Ricostruzioni negate da FdI che parla di “una scelta, al di là di ricostruzioni fantasmagoriche di alcuni organi di stampa, determinata dalla presa di consapevolezza delle difficoltà”. Prende atto “con rammarico” delle dimissioni la presidente Rai, Marinella Soldi, auspicando che adesso ci sia “un clima di collaborazione da parte di tutti gli stakeholder, diverso dalla nociva incertezza che ha caratterizzato questi ultimi tempi”. Spetta ora al ministero dell’Economia, azionista della Rai, indicare il successore che verrà designato poi dal Consiglio dei ministri, forse già giovedì. Successivamente toccherà all’assemblea degli azionisti fare la proposta al consiglio di amministrazione, al quale spetterà poi la nomina definitiva. Secondo le indiscrezioni, per il ruolo dovrebbe essere scelto il direttore di Radio Rai, Roberto Sergio, che potrebbe poi indicare come direttore generale l’ex consigliere, in quota Fratelli d’Italia, Giampaolo Rossi. La prima urgenza in Rai è l’approvazione dei palinsesti autunnali che saranno presentati a luglio, poi si dovrebbe aprire anche il capitolo nomine. I nomi già circolano, anche se è presto per tracciare un quadro preciso.

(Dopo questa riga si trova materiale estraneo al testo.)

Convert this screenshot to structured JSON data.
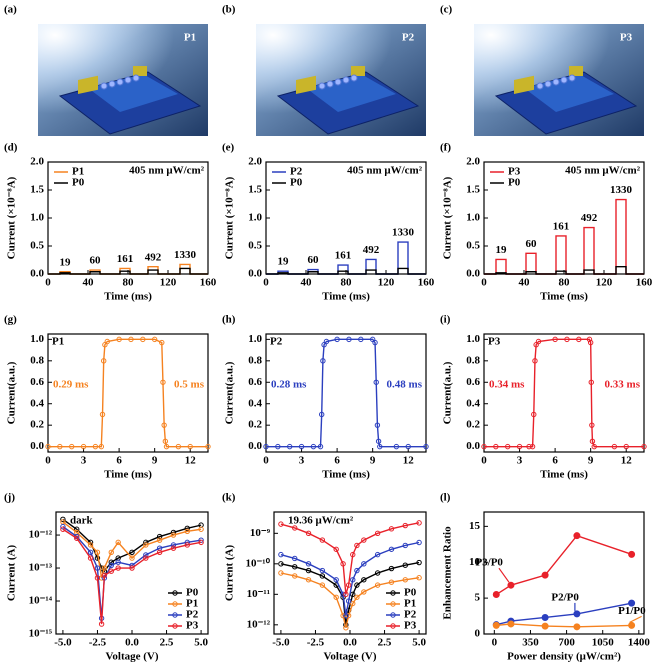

Da assegnare ci sono le caselle della Direzione Approfondimento e del Coordinamento editoriale, che Antonio Di Bella e Giuseppina Paterniti lasceranno per raggiunti limiti di età: la prima potrebbe andare a Paolo Corsini o a Nicola Rao se dovesse lasciare il Tg2, mentre Monica Maggioni sembra indirizzata sulla seconda. In ballo c’è, infatti, l’arrivo al suo posto al Tg1 del direttore dell’Adnkronos Gian Marco Chiocci, stimato dalla premier. Per il Tg2 c’è invece in corsa Antonio Preziosi, gradito a Forza Italia, che lascerebbe la guida di Rai Parlamento a Giuseppe Carboni, l’ex direttore del Tg1, attualmente senza incarico. La Lega sarebbe favorevole al trasferimento di Marcello Ciannamea all’Intrattenimento Prime Time al posto di Stefano Coletta, nel mirino già dal Festival di Sanremo. Da assegnare anche la direzione di Rai Sport, lasciata vacante da Alessandra De Stefano, che potrebbe andare al direttore del Gr Radio, Andrea Vianello. Si prospettano anche diversi cambi di conduzione delle trasmissioni di informazione e intrattenimento, ma gli occhi sono puntati principalmente sul futuro di Fabio Fazio che ha il contratto in scadenza e viene dato in uscita per condurre un nuovo programma sul Nove. Del suo rapporto con la Rai dovrebbe occuparsi il cda in programma il 18 maggio.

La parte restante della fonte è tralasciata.